ESTORSIONI E DROGA – Pasquale Dello Iacolo è ritenuto uno degli uomini del clan Ferro insieme al fratellastro Pio Aprea alias “Piarell”, quest’ultimo capo piazza addetto alle estorsioni e allo spaccio di hashish prima per conto dei nipoti del boss Gaetano Beneduce e successivamente per conto di Nicola Palumbo “faccia abbuffata”. Secondo i racconti dei pentiti nel 2010 fu coinvolto nel racket ai danni delle ambulanze dell’ospedale “Santa Maria delle Grazie” di Pozzuoli; è autore di estorsione ai danni di una macelleria a Monterusciello e componente del gruppo di fuoco che sparò contro la sede dell’autoscuola di un altro affiliato.

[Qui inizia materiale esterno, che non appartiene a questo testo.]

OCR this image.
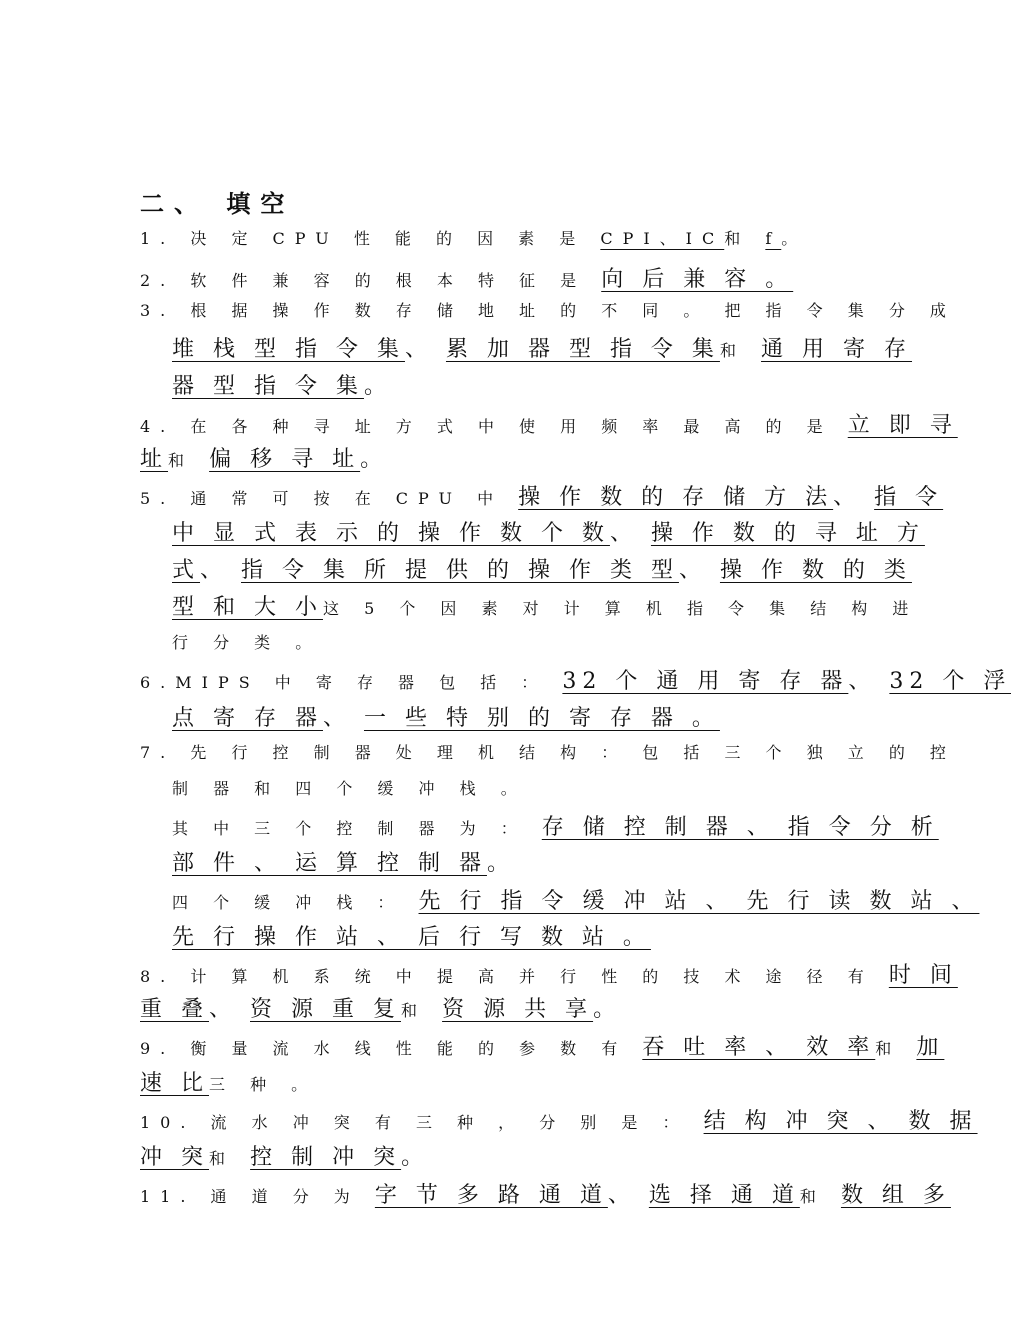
二、 填空
1. 决 定 CPU 性 能 的 因 素 是 CPI、IC和 f。
2. 软 件 兼 容 的 根 本 特 征 是 向 后 兼 容 。
3. 根 据 操 作 数 存 储 地 址 的 不 同 。 把 指 令 集 分 成
堆 栈 型 指 令 集、 累 加 器 型 指 令 集和 通 用 寄 存
器 型 指 令 集。
4. 在 各 种 寻 址 方 式 中 使 用 频 率 最 高 的 是 立 即 寻
址和 偏 移 寻 址。
5. 通 常 可 按 在 CPU 中 操 作 数 的 存 储 方 法、 指 令
中 显 式 表 示 的 操 作 数 个 数、 操 作 数 的 寻 址 方
式、 指 令 集 所 提 供 的 操 作 类 型、 操 作 数 的 类
型 和 大 小这 5 个 因 素 对 计 算 机 指 令 集 结 构 进
行 分 类 。
6.MIPS 中 寄 存 器 包 括 ： 32 个 通 用 寄 存 器、 32 个 浮
点 寄 存 器、 一 些 特 别 的 寄 存 器 。
7. 先 行 控 制 器 处 理 机 结 构 ： 包 括 三 个 独 立 的 控
制 器 和 四 个 缓 冲 栈 。
其 中 三 个 控 制 器 为 ： 存 储 控 制 器 、 指 令 分 析
部 件 、 运 算 控 制 器。
四 个 缓 冲 栈 ： 先 行 指 令 缓 冲 站 、 先 行 读 数 站 、
先 行 操 作 站 、 后 行 写 数 站 。
8. 计 算 机 系 统 中 提 高 并 行 性 的 技 术 途 径 有 时 间
重 叠、 资 源 重 复和 资 源 共 享。
9. 衡 量 流 水 线 性 能 的 参 数 有 吞 吐 率 、 效 率和 加
速 比三 种 。
10. 流 水 冲 突 有 三 种 ， 分 别 是 ： 结 构 冲 突 、 数 据
冲 突和 控 制 冲 突。
11. 通 道 分 为 字 节 多 路 通 道、 选 择 通 道和 数 组 多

Nel 2011 fu arrestato per estorsione aggravata dal metodo mafioso e nel 2016, quando era ancora detenuto, fu destinatario di un ordine di custodia cautelare insieme ad altre 45 persone per estorsione e condannato in primo grado durante il processo “Iron Men” a 10 anni di carcere.

IL BUSINESS – Ritornando all’agguato di domenica notte chi ha sparato a Pasquale Dello Iacolo non lo ha fatto per uccidere ma per lasciare il segno, forse per punire uno “sgarro” o lanciare un chiaro avvertimento “giù le mani da droga e abusivi della sosta”. E proprio questi ultimi compongono un esercito che sfiora le cento unità, che giorno e notte marcano le zone della movida sul porto di Pozzuoli, in via Campi Flegrei, a via Napoli, Arco Felice a Lucrino, in Via Campana, via Fascione, via Montenuovo Licola Patria e all’esterno di pub, pizzerie e discoteche, chiedendo agli automobilisti “tariffe” che partono da un euro fino ad arrivare a cinque euro, in particolare proprio nei pressi delle discoteche e nelle zone calde della movida. Soldi facili e immediati che insieme al traffico di sostanze stupefacenti fanno gola a nuovi personaggi e gruppi emergenti, che tentano di farsi strada dopo i continui arresti e le batoste della Magistratura.